Johnsy Mary Louis (Kangwon National University, South Korea) presented a study on identifying and characterizing how Duffy binding ligands and receptors facilitate invasion in non-Laverania Plasmodium species. The study confirmed that Duffy Binding Protein (DBP)-DARC interactions are critical for invasion in P. vivax, P. knowlesi, and P. cynomolgi. Co-immunoprecipitation (Co-IP) results showed species-specific binding: PvDBP-RII interacts with human DARC, PcyDBP1-RII with human DARC, and PkDBPα-RII with both human and monkey DARC. Structural analysis revealed mutations in PkDBPα-RII that affect affinity and key residues like D24 in DARC influence binding. These findings suggest that specific DBP residues affect binding affinity, host selection, and interaction preferences, which could inform vaccine design for P. vivax and related species.
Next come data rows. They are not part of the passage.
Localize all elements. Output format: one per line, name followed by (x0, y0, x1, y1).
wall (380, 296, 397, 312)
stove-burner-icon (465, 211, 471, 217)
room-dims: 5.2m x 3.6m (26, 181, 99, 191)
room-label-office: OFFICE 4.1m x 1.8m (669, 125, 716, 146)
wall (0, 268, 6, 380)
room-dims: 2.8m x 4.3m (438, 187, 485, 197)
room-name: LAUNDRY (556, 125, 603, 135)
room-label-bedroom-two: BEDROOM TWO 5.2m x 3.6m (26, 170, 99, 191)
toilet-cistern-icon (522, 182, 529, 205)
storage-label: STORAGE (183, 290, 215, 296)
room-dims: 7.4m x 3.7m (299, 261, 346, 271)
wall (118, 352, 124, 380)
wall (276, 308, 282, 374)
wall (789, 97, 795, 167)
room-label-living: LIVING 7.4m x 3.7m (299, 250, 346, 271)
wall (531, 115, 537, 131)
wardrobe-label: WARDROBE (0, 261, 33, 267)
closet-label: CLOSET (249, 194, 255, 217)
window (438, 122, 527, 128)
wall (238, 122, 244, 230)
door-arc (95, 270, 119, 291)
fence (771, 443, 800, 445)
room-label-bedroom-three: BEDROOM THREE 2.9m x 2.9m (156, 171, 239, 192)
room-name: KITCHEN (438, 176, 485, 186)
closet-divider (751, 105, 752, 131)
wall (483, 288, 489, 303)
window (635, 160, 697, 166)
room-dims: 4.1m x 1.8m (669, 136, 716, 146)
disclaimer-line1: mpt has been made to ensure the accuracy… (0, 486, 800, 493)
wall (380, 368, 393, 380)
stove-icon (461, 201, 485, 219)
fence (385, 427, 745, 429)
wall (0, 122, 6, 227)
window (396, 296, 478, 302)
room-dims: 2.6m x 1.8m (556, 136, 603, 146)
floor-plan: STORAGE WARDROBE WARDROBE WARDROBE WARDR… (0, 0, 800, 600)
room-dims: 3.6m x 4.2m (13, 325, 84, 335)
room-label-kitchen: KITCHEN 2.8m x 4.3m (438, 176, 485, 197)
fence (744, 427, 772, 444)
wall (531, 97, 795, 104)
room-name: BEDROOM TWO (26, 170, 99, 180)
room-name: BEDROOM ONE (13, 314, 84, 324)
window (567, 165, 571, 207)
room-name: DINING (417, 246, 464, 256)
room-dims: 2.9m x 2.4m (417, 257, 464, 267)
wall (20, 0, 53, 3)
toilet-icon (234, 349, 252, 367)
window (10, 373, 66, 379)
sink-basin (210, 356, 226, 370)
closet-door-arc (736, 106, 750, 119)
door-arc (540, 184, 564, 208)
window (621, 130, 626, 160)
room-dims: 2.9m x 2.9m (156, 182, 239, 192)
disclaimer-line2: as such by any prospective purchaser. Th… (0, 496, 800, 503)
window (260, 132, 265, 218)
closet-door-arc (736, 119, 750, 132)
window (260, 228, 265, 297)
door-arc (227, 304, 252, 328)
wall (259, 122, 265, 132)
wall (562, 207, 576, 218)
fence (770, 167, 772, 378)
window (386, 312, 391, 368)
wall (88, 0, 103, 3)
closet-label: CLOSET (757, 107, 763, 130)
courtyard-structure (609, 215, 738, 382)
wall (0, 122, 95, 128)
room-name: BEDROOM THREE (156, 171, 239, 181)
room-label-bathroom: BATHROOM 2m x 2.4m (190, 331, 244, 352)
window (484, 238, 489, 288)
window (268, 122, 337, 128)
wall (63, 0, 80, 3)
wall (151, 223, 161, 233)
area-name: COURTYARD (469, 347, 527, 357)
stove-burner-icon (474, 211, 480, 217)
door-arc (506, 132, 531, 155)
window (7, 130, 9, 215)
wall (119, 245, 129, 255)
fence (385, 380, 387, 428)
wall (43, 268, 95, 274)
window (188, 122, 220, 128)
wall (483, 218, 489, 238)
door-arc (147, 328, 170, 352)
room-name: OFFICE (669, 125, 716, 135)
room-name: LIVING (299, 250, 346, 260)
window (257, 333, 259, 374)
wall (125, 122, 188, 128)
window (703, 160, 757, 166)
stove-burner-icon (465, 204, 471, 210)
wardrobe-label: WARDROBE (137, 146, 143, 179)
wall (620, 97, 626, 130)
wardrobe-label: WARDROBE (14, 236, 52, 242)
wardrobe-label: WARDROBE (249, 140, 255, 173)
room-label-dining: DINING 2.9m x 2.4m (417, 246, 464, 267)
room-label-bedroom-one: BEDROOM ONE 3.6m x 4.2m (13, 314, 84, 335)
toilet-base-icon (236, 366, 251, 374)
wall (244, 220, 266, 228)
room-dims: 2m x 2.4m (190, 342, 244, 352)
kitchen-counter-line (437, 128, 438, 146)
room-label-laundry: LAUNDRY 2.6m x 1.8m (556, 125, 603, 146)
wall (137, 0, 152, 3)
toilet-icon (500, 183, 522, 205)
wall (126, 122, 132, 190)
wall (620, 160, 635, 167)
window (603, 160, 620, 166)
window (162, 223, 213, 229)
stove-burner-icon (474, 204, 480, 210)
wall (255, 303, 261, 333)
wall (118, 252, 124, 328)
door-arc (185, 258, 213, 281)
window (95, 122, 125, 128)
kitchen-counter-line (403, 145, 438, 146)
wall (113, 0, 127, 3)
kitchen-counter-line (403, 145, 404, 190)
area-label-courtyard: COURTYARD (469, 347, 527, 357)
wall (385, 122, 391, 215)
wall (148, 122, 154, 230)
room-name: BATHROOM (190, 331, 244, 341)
Ababio Grace K (Regent University College of Science and Technology, Ghana) presented a study on Duffy gene polymorphisms in Ghana, Namibia, and Zambia. The research identified -67T>C and 125 G>A mutations, with uninfected individuals showing a fixed Duffy-negative genotype, while infected individuals displayed variations. This suggests P. vivax may use co-infections and alternative invasion pathways. Grace K also highlighted that Plasmodium infections may trigger genetic changes near codon 125, while ACKR1 may also impact hematopoiesis and immune responses, underscoring the need for further research on parasite-host interactions.